421系
よんひゃくにじゅういちけい
山陽本線小郡-下関間の直流電化開業と鹿児島本線門司港-久留米間の交流電化開業に合わせて1960年に常磐線用の401系とともに製造された。4両編成23本が製造された。
401系・421系の両系列は、直流区間は同一性能(775kW)である。ただ交流区間の対応周波数が異なるため変圧器が別設計となっていて、負荷が掛かったときの電圧降下特性の差から交流区間出力が異なり、401系の715kWに対し421系は700kWに抑えられる。
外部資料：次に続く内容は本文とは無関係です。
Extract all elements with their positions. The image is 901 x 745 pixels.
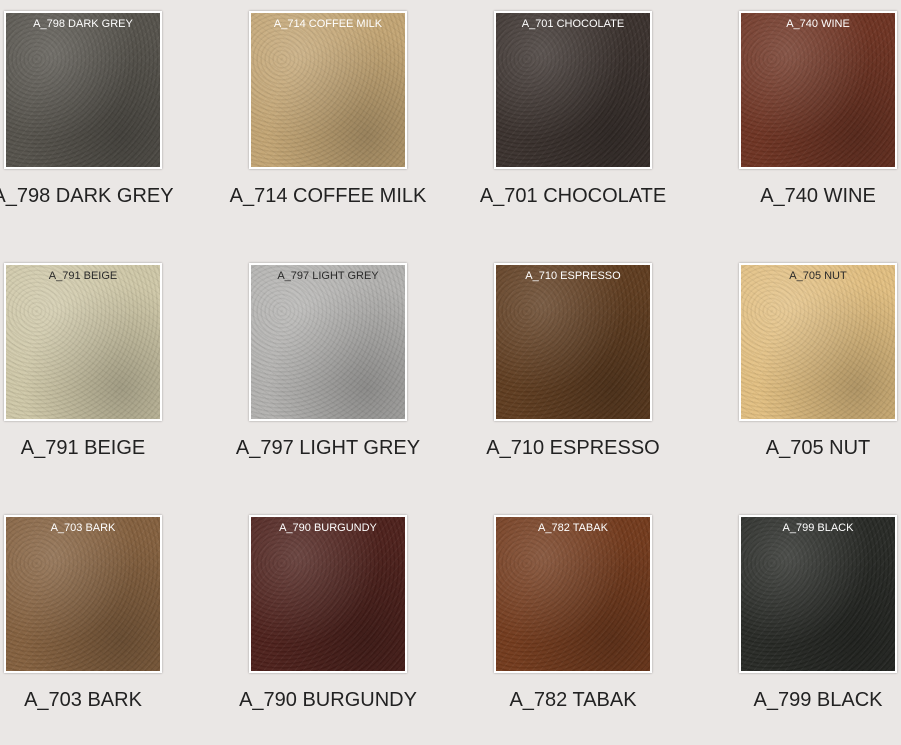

当初から南福岡電車区に配置されたが、最初の試運転はメーカー・国鉄本社からより近く、既に配置先と同じ60ヘルツで電化されていた区間のある北陸本線で実施した。しかし営業運転開始後に関門トンネルや海岸線沿いを走行した際に付着する海水の塩分や塵害による汚損などが原因の絶縁破壊事故が起き(当時の北陸本線の交流区間は内陸よりで、こうした塩害を十分検証しうる場所はなかった)、一部列車を客車や気動車で代走させたケースがある。また、「北関東の常磐線向けの設計なのだから」とサービス機器周りも401系と同一とした結果、日本海側からの寒気が直撃し降雪もある福岡地区では暖房能力も不足したという。
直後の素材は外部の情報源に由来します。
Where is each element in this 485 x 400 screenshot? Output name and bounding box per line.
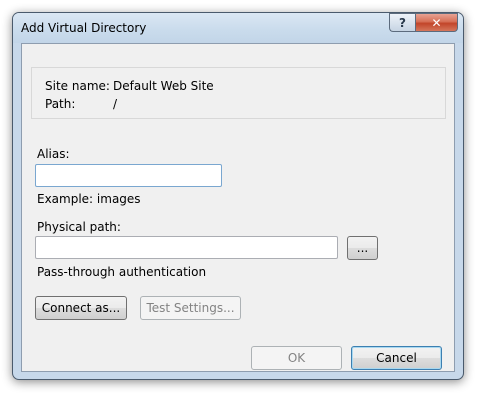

モハ420-21~23は、1964年に151系の九州乗り入れに対応する電源車サヤ420形として製造された。下関~博多間において機関車と151系の間に挟まれる形で連結された。なお、サヤ420形は1965年に481系が投入されたため本来のモハ420形に改造され、別途製造されたモハ421-21~23・クハ421-61~66と4両編成3本に組成された。これらは423系登場後に改造のため、各部機器はモーターを除き423系相当品を搭載している。
1978年に全廃された量産先行車、1987年までに全廃された量産低運転台車を除く車両がJR九州へ継承されたが811系・813系の増備により1996年までに全廃された。なお、低運転台のクハ421を含めた1編成が廃車後に早岐駅構内に留置されていたが、1995年ごろに保存されることなく解体された。